Goal: a platform others can build on.

  • First-party skill / agent ecosystem with a stable contract and signed skill packages.
  • Model manager with a curated, verified model catalog (hash-pinned, licence-tagged).
  • Graphical wallet UX for on-device key management.
  • Community governance maturation: documented maintainer ladder, ADR process in steady use, security response playbook exercised at least once.
  • Measurable: 25+ third-party skills published; < 48h median triage time on security reports.

H3 — 18+ months

Goal: a category, not a project.

  • Dedicated low-cost PAI hardware reference design (open schematic, commodity parts, target BOM under $100).
  • Offline model-update distribution (sneakernet-friendly signed bundles for regions with poor connectivity).
  • i18n across UI and documentation; accessibility audit passed.
  • Plug-in ecosystem for peripherals (hardware tokens, cameras, sensors) with a stable ABI.

3. Resource model

  • People. Volunteer maintainers. A documented ladder from contributor to maintainer. Succession is planned, not assumed.
  • Money. Optional sponsorships and donations, disclosed publicly.
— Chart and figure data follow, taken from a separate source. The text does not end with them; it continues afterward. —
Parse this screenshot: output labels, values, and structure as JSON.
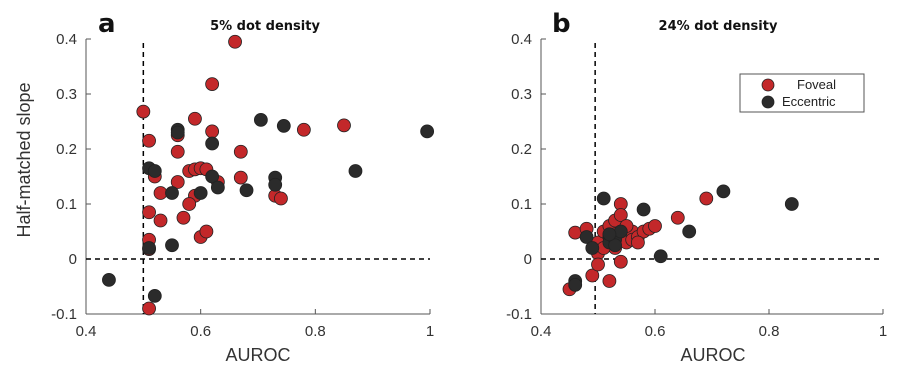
{
  "colors": {
    "foveal": "#c3282a",
    "eccentric": "#2b2b2b",
    "axis": "#555555",
    "dash": "#000000"
  },
  "ylabel": "Half-matched slope",
  "chart_data": [
    {
      "type": "scatter",
      "letter": "a",
      "title": "5% dot density",
      "xlabel": "AUROC",
      "xlim": [
        0.4,
        1.0
      ],
      "ylim": [
        -0.1,
        0.4
      ],
      "xticks": [
        "0.4",
        "0.6",
        "0.8",
        "1"
      ],
      "xtick_values": [
        0.4,
        0.6,
        0.8,
        1.0
      ],
      "yticks": [
        "-0.1",
        "0",
        "0.1",
        "0.2",
        "0.3",
        "0.4"
      ],
      "ytick_values": [
        -0.1,
        0.0,
        0.1,
        0.2,
        0.3,
        0.4
      ],
      "ref_x": 0.5,
      "ref_y": 0.0,
      "series": [
        {
          "name": "Foveal",
          "color_key": "foveal",
          "points": [
            [
              0.66,
              0.395
            ],
            [
              0.62,
              0.318
            ],
            [
              0.5,
              0.268
            ],
            [
              0.59,
              0.255
            ],
            [
              0.62,
              0.232
            ],
            [
              0.51,
              0.215
            ],
            [
              0.56,
              0.225
            ],
            [
              0.56,
              0.195
            ],
            [
              0.67,
              0.195
            ],
            [
              0.78,
              0.235
            ],
            [
              0.85,
              0.243
            ],
            [
              0.58,
              0.16
            ],
            [
              0.59,
              0.163
            ],
            [
              0.6,
              0.165
            ],
            [
              0.61,
              0.163
            ],
            [
              0.52,
              0.15
            ],
            [
              0.56,
              0.14
            ],
            [
              0.63,
              0.14
            ],
            [
              0.67,
              0.148
            ],
            [
              0.53,
              0.12
            ],
            [
              0.59,
              0.115
            ],
            [
              0.58,
              0.1
            ],
            [
              0.57,
              0.075
            ],
            [
              0.53,
              0.07
            ],
            [
              0.51,
              0.085
            ],
            [
              0.6,
              0.04
            ],
            [
              0.61,
              0.05
            ],
            [
              0.51,
              0.035
            ],
            [
              0.51,
              0.018
            ],
            [
              0.51,
              -0.09
            ],
            [
              0.73,
              0.115
            ],
            [
              0.74,
              0.11
            ]
          ]
        },
        {
          "name": "Eccentric",
          "color_key": "eccentric",
          "points": [
            [
              0.44,
              -0.038
            ],
            [
              0.52,
              -0.067
            ],
            [
              0.51,
              0.165
            ],
            [
              0.52,
              0.16
            ],
            [
              0.55,
              0.12
            ],
            [
              0.56,
              0.235
            ],
            [
              0.56,
              0.23
            ],
            [
              0.55,
              0.025
            ],
            [
              0.62,
              0.21
            ],
            [
              0.62,
              0.15
            ],
            [
              0.63,
              0.13
            ],
            [
              0.6,
              0.12
            ],
            [
              0.68,
              0.125
            ],
            [
              0.705,
              0.253
            ],
            [
              0.745,
              0.242
            ],
            [
              0.73,
              0.148
            ],
            [
              0.73,
              0.135
            ],
            [
              0.87,
              0.16
            ],
            [
              0.995,
              0.232
            ],
            [
              0.51,
              0.02
            ]
          ]
        }
      ]
    },
    {
      "type": "scatter",
      "letter": "b",
      "title": "24% dot density",
      "xlabel": "AUROC",
      "xlim": [
        0.4,
        1.0
      ],
      "ylim": [
        -0.1,
        0.4
      ],
      "xticks": [
        "0.4",
        "0.6",
        "0.8",
        "1"
      ],
      "xtick_values": [
        0.4,
        0.6,
        0.8,
        1.0
      ],
      "yticks": [
        "-0.1",
        "0",
        "0.1",
        "0.2",
        "0.3",
        "0.4"
      ],
      "ytick_values": [
        -0.1,
        0.0,
        0.1,
        0.2,
        0.3,
        0.4
      ],
      "ref_x": 0.495,
      "ref_y": 0.0,
      "legend": {
        "position": "top-right",
        "entries": [
          "Foveal",
          "Eccentric"
        ]
      },
      "series": [
        {
          "name": "Foveal",
          "color_key": "foveal",
          "points": [
            [
              0.45,
              -0.055
            ],
            [
              0.46,
              0.048
            ],
            [
              0.48,
              0.055
            ],
            [
              0.49,
              -0.03
            ],
            [
              0.5,
              0.03
            ],
            [
              0.5,
              0.01
            ],
            [
              0.51,
              0.05
            ],
            [
              0.52,
              0.06
            ],
            [
              0.52,
              -0.04
            ],
            [
              0.53,
              0.07
            ],
            [
              0.53,
              0.02
            ],
            [
              0.54,
              0.1
            ],
            [
              0.54,
              0.08
            ],
            [
              0.54,
              -0.005
            ],
            [
              0.55,
              0.03
            ],
            [
              0.56,
              0.05
            ],
            [
              0.56,
              0.035
            ],
            [
              0.57,
              0.04
            ],
            [
              0.58,
              0.05
            ],
            [
              0.59,
              0.055
            ],
            [
              0.6,
              0.06
            ],
            [
              0.64,
              0.075
            ],
            [
              0.69,
              0.11
            ],
            [
              0.5,
              -0.01
            ],
            [
              0.53,
              0.045
            ],
            [
              0.51,
              0.02
            ],
            [
              0.55,
              0.06
            ],
            [
              0.57,
              0.03
            ]
          ]
        },
        {
          "name": "Eccentric",
          "color_key": "eccentric",
          "points": [
            [
              0.46,
              -0.04
            ],
            [
              0.46,
              -0.047
            ],
            [
              0.48,
              0.04
            ],
            [
              0.49,
              0.02
            ],
            [
              0.51,
              0.11
            ],
            [
              0.52,
              0.04
            ],
            [
              0.52,
              0.03
            ],
            [
              0.53,
              0.035
            ],
            [
              0.54,
              0.05
            ],
            [
              0.58,
              0.09
            ],
            [
              0.61,
              0.005
            ],
            [
              0.66,
              0.05
            ],
            [
              0.72,
              0.123
            ],
            [
              0.84,
              0.1
            ],
            [
              0.53,
              0.025
            ],
            [
              0.52,
              0.045
            ]
          ]
        }
      ]
    }
  ]
}
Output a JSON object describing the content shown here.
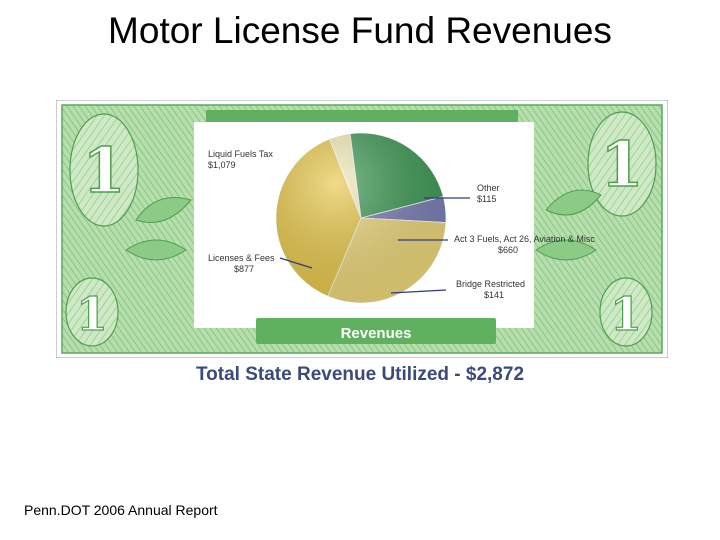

Funds go, in priority order, to: (1) infrastructure (build, signing, mirrors), (2) security audits, (3) hardware for testing and CI. Not marketing, not conference junkets, not salaries without a community vote.
  • No VC. Equity investment is incompatible with the mission.

4. Partnerships we seek

  • Journalism organisations who issue field devices to reporters.
  • Digital-rights NGOs (EFF, Privacy International, local equivalents).
  • Universities, especially for independent security review and usability research.
  • Privacy-respecting hardware vendors willing to ship reference hardware without bundled spyware.

We do not seek partnerships with entities whose business model depends on collecting user data, regardless of brand or budget.

5. Risks and mitigations

Risk Mitigation
Upstream Debian diverges or slows Pin to stable; document the minimal patch set; be prepared to track a different base (e.g. a reproducible-Debian derivative) if required.
Ollama (or any single inference runtime) loses momentum Keep the model-runner boundary abstract; support at least one alternative runtime in tree.
Legal pressure in certain jurisdictions Distribute through multiple mirrors; keep builds reproducible so any party can verify and rehost; document the build from source path so the project survives takedowns.
Maintainer burnout Ladder + succession plan; hard cap on on-call expectations; fund audits so volunteers are not the last line of defence.
Model licence drift (weights relicensed or withdrawn) Catalog is hash-pinned; licences recorded at inclusion time; users can continue using what they have even if upstream changes terms.
Supply-chain attack on build infra Reproducible builds; multi-party signing for releases; at least two independent mirrors.

6. How to change this document

Material changes go through an ADR (Architecture Decision Record) in docs/adr/. Open a PR with the ADR and the proposed diff to this file. Merge requires two maintainer approvals and a 7-day comment window. Minor edits (typos, link fixes) may be merged normally.